Recently, postoperative bone infections have been one of the most crucial challenges for surgeons. This study aims to synergistically promote antibacterial and osteoconductive properties of hydroxyapatite (HAp) nanoparticles through binary doping of Zn²⁺ and Ga³⁺ ions (Zn-Ga:HAp). Zn-Ga:HAp nanopowders with spherical morphology and homogeneous size are synthesized using a simple sol-gel method. Substitution of both zinc and gallium in the structure of HAp results in a gradual decrease in the lattice parameters as doping level increases, limits the growth of HAp particles and reduces its crystallinity.

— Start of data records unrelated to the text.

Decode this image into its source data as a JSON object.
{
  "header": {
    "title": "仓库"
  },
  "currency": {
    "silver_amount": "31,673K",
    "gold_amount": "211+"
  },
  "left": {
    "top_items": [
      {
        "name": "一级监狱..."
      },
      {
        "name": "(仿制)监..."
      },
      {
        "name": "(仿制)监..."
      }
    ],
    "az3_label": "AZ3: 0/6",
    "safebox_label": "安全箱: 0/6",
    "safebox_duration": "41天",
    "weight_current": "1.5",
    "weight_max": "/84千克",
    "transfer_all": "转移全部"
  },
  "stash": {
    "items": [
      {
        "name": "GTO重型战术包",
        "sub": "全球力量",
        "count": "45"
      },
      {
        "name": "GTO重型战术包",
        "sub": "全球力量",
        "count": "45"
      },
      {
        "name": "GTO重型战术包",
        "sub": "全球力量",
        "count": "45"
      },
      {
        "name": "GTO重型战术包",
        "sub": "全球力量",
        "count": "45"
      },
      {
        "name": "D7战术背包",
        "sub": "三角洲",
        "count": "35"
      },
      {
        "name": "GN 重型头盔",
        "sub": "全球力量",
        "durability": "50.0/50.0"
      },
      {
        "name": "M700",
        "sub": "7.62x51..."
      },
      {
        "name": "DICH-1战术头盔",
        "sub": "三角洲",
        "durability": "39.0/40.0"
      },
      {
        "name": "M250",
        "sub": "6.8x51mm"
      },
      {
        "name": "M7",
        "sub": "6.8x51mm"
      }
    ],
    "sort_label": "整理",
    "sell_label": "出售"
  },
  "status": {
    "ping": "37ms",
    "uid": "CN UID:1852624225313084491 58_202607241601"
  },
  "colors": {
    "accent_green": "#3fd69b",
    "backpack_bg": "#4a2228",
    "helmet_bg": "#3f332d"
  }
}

Noticeably, the crystallinity of HAp (85%) reduces to less than 73% (for X_Zn = 0.1), 78% (for X_Ga = 0.4) and 75% (for X_Zn = 0.1 and X_Ga = 0.4). Ion doping also significantly modulate the release of bioactive ions (Ca²⁺, PO₄³⁻, Zn²⁺, Ga³⁺) from the Zn-Ga:HAp depended on the overall amount of Ga and Zn in the HAp, which could mediate the biological responses. Incorporating both Zn²⁺ and Ga³⁺ ions in HAp structure could significantly improve the antibacterial activity of HAp nanopowders against Staphylococcus aureus (S. aureus) and Escherichia coli (E. coli) with a concentration-dependent effect. Noticeably, Zn-Ga:HAp (X_Zn = 0.1 and X_Ga = 0.4) powder shows the antibacterial activity of more than 68% and 84% against E. coli and S. aureus, respectively, at the concentration of 500 μg/ml, thereby showing excellent antibacterial properties. In addition, Zn-Ga:HAp nanopowders not only do not exhibit any cytotoxicity towards hMSCs, but also show significantly superior osteogenic properties. For instance, Zn-Ga:HAp (X_Zn = 0.1 and X_Ga = 0.4) nanopowders significantly enhance the alkaline phosphatase activity (approximately 2-fold) and mineralization (approximately 3-fold) of hMSCs after 14 days of culture, compared to pure HAp. Overall, Zn-Ga:HAp (X_Zn = 0.1 and X_Ga = 0.4) with desired osteogenesis and antibacterial activity compared to pure HAp, Zn:HAp and Ga:HAp shows promising opportunities for the implant-associated infections and the efficient healing of bone defects.